Entamoeba histolytica causes dysentery and liver abscesses with invasive disease in 50 million people annually. Despite being an important human pathogen, this organism is poorly studied, has very limited therapeutic options, and has no significant drug development pipeline. Thus, there is a critical need for new drugs against this pathogenic ameba. We chose a compound screening approach using the ReFRAME library, which was generated by Calibr and the Bill and Melinda Gates Foundation to have high-value hits with the vast majority of compounds having been tested in humans. We have completed screening of ~11,000 compounds against E. histolytica and identified 156 primary (~1.3%) hits. We subsequently performed confirmatory testing and confirmed 50 hits with EC50 15M. By considering FDA approval status, clinical trial data, hepG2 cell toxicity and potency against E. histolytica trophozoites, we identified 19 high-priority compounds for further testing in this grant cycle. Of these 19 priority compounds, 9 have been FDA approved or have FDA orphan designation and an additional 7 have been in late stage human clinical trials (Phase II or III); 14 have improved efficacy compared to metronidazole. Thus, these 19 compounds are great options for a repurposing approach. In this R21 grant, we will characterize these high value hits in the following two aims.
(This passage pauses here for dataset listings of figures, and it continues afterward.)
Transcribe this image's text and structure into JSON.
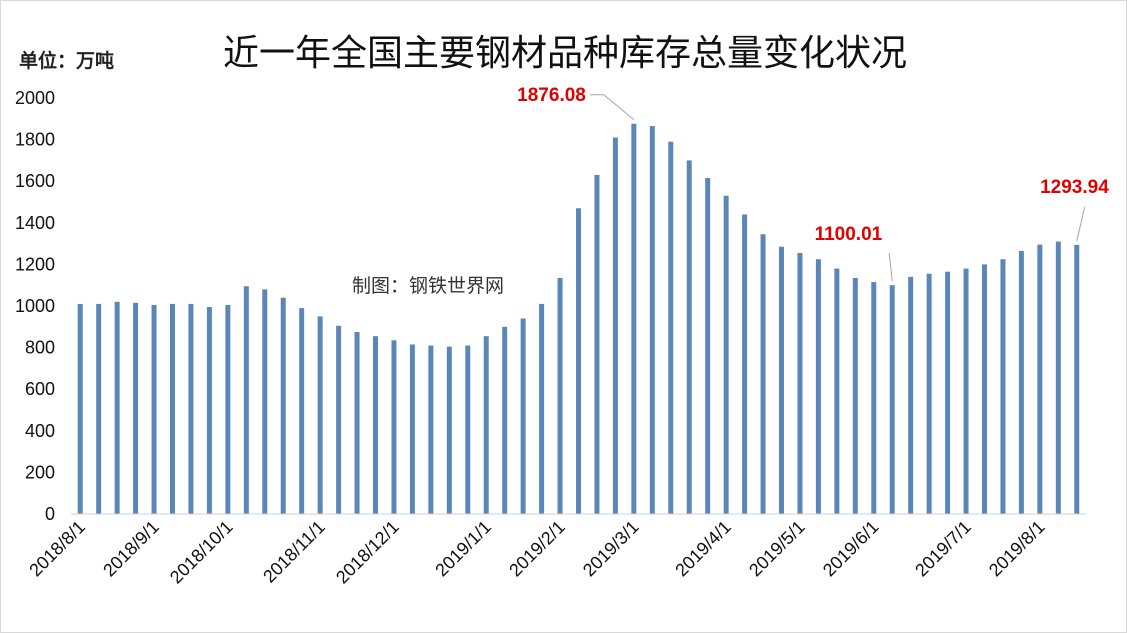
{
  "header": {
    "unit_label": "单位：万吨",
    "watermark": "制图：钢铁世界网"
  },
  "colors": {
    "bar": "#5b87b8",
    "annotation_text": "#e00000",
    "leader_line": "#a6a6a6"
  },
  "chart_data": {
    "type": "bar",
    "title": "近一年全国主要钢材品种库存总量变化状况",
    "xlabel": "",
    "ylabel": "",
    "ylim": [
      0,
      2000
    ],
    "yticks": [
      0,
      200,
      400,
      600,
      800,
      1000,
      1200,
      1400,
      1600,
      1800,
      2000
    ],
    "grid": false,
    "legend": "none",
    "series": [
      {
        "values": [
          1010,
          1010,
          1020,
          1015,
          1005,
          1010,
          1010,
          995,
          1005,
          1095,
          1080,
          1040,
          990,
          950,
          905,
          875,
          855,
          835,
          815,
          810,
          805,
          810,
          855,
          900,
          940,
          1010,
          1135,
          1470,
          1630,
          1810,
          1876.08,
          1865,
          1790,
          1700,
          1615,
          1530,
          1440,
          1345,
          1285,
          1255,
          1225,
          1180,
          1135,
          1115,
          1100.01,
          1140,
          1155,
          1165,
          1180,
          1200,
          1225,
          1265,
          1295,
          1310,
          1293.94
        ]
      }
    ],
    "category_labels": [
      "2018/8/1",
      "2018/9/1",
      "2018/10/1",
      "2018/11/1",
      "2018/12/1",
      "2019/1/1",
      "2019/2/1",
      "2019/3/1",
      "2019/4/1",
      "2019/5/1",
      "2019/6/1",
      "2019/7/1",
      "2019/8/1"
    ],
    "category_label_bar_index": [
      0,
      4,
      8,
      13,
      17,
      22,
      26,
      30,
      35,
      39,
      43,
      48,
      52
    ],
    "annotations": [
      {
        "text": "1876.08",
        "bar_index": 30,
        "color": "#e00000"
      },
      {
        "text": "1100.01",
        "bar_index": 44,
        "color": "#e00000"
      },
      {
        "text": "1293.94",
        "bar_index": 54,
        "color": "#e00000"
      }
    ]
  }
}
In Aim 1, we will test these compounds against Entamoeba cysts (encysting cells and mature cysts), metronidazole resistant Entamoeba, and clinical isolates. We will also determine the kinetics of parasite killing with each compound and the delay of parasite recrudescence after drug removal. Based on these results and analysis of pharmacokinetic data on the compounds, in Aim 2, we will select ~2-5 select compounds to test in vivo efficacy in a mouse model of Entamoeba colitis. Successful completion of this work will identify ~2 lead compounds/series with activity against Entamoeba histolytica. Based on our experience with amebae, significant drug development expertise at Stanford and UCSD, and a cadre of outstanding collaborators, we are confident of a successful outcome.
Our goal is to identify new drugs active against Entamoeba histolytica, which is an important human pathogen with limited therapeutic options. We have identified a number of compounds that are highly active against the parasite and which could serve as an important drug repurposing pipeline. Our efforts will emphasize drugs active against cysts and metronidazole resistant parasites and could lead to the identification of novel regimens against Entamoeba.